Re: The Lieutenant/The Daughter
All families were complicated. That was a lesson Frances had learnt young. She knew how conditional love was. As long as you did what you were told, you could be cherished. But, dare to have your own thought? Then you didn't deserve any of it. She liked to think her own love, if and when she gave it, wouldn't be dangled on a hook like a worm. It would be whole, by itself. She'd never had a chance to try it. She was young enough, though, or, hell, naïve enough (in her way), that she still hoped she would. And damn anyone who got in her way.

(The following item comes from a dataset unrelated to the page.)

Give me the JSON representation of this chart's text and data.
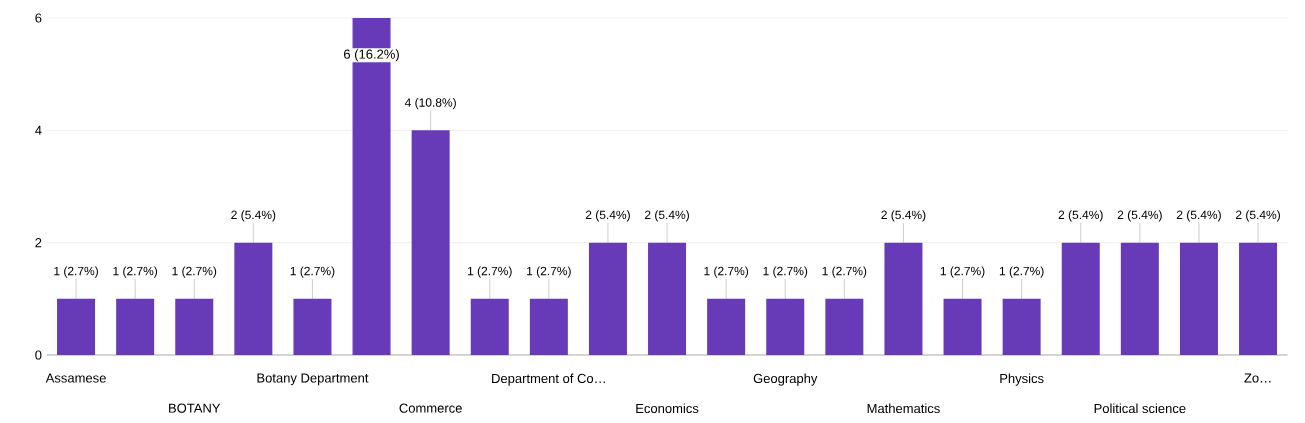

Damn the dark, too. Because she was tripping into it. Arms outstretched, bare skin feeling the unslaked cold, she caromed off of someone's trunk with an, "Oof!" A dark heel skipped over the white toe of her shoe, streaking it with rubber that would earn her ire later, and Frances stumbled another half-step. This time, at least, the soldier was behind her and his hand was on her hip. The rectangle of light, the room's sole illumination, closed, thinning to a sliver, then to nothing. The door was closed. And just like that, the baggage car was a coffin again and everything was too close.
Frances turned on her shoe. Her hands went up. She wasn't trying to snare him in an embrace. Instead, her palms went to his chest as she tried to use him to steady herself. "Damnit!" A curse word. How intrepid was she? On the small stalk of her legs, she straightened. She tossed her hair over her shoulder as she did it. Then, with a breath that mingled with his due to lack of space, she spoke: "What's even in here?" Feeling all the more impertinent for the darkness, she tacked on a question. "And what's your name?"